Community leaders have opted not to repair the light immediately.

“Our guests love it,” Eagle Ray Cove resort owner Rich Skerritt said. “They bike up to the north point before dinner just to see it. It’s the latest stop on the island tour.

“It’s drawing tourists up where most visitors don’t go, and word’s spreading quick,” Skerritt said. “We’re seeing an uptick in resort bookings the last few days.”

The vandalism has also boosted the island’s dive industry.

“Near as we can tell, the signal’s attracting batfish,” Club Scuba Doo dive manager Finn Kiick said. “They’re super rare, but the north-end reefs are lousy with them this week. We’re hauling divers up there morning, afternoon and night.”
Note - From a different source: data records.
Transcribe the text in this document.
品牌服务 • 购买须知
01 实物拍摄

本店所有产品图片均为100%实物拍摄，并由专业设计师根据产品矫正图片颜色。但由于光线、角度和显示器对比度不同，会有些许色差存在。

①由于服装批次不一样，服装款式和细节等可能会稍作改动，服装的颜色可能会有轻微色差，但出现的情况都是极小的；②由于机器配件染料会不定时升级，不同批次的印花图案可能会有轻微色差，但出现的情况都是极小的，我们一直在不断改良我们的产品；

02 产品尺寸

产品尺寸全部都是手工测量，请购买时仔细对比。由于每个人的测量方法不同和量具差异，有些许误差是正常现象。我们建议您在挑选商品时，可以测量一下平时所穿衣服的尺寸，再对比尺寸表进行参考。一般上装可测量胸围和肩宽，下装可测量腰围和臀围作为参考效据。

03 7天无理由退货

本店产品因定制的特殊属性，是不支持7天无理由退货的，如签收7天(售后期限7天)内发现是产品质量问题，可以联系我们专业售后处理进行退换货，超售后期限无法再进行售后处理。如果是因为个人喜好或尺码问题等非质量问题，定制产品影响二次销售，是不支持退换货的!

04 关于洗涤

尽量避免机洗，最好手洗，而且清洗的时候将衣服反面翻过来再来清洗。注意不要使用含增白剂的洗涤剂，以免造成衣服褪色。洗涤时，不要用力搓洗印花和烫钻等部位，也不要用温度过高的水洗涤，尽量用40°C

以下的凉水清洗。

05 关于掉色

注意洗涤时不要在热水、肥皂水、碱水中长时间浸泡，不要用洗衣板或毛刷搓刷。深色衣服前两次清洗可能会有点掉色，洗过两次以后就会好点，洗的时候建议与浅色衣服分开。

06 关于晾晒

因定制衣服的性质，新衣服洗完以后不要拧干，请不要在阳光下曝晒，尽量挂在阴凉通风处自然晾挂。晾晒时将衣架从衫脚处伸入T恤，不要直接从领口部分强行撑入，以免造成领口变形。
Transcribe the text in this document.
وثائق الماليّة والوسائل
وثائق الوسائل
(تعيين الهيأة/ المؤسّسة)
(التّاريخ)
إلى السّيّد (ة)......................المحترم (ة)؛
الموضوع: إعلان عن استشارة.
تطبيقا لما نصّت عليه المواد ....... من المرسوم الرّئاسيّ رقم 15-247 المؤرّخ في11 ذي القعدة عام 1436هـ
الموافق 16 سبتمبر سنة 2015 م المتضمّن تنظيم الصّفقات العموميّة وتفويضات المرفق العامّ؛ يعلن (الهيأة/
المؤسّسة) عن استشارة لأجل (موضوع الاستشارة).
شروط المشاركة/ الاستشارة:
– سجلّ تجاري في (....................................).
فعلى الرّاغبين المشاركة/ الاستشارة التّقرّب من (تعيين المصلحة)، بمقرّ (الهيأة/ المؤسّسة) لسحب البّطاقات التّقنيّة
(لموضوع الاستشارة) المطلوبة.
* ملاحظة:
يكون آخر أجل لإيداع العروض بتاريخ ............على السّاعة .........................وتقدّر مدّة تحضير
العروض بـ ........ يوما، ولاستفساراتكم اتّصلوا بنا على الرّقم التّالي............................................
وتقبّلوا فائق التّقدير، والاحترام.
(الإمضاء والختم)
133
The financial boom has some residents suspicious.

“The Tail Spinner bar up on the point is doing a bang-up business since that so-called prank,” Sally Port said. “I wouldn’t put it past old Harry Wrasse to have done it himself, just to sell more drinks.

“The Skerritts and Bottomses aren’t above pulling a stunt like that, either, to fill their resorts,” Port said. “Of course, it could’ve been Jerrod Ephesians, for a lark. He’s just crazy enough. And he has that tweak-your-nose artsy side to him.”

Others say the attention has ruined Blacktip’s small-island charm.

“The crowds have killed the Spinner’s laid-back vibe,” Gage Hoase said. “It used to be a great place to chill and watch the sunset. Now, it’s packed with 15, 20 tourists at a time. The Spinner, the island can’t handle that kind of crowd.”

Island officials say the light will be repaired by the end of the weekend.

“Batman’s a DC Comics character, and we have a sponsorship contract with Marvel Comics,” island mayor Jack Cobia said. “It’s been fun and games, but now there’s a bunch attorneys involved, and charging by the hour. If the pranksters wanted to bring money to the island, they picked the wrong way to do it.”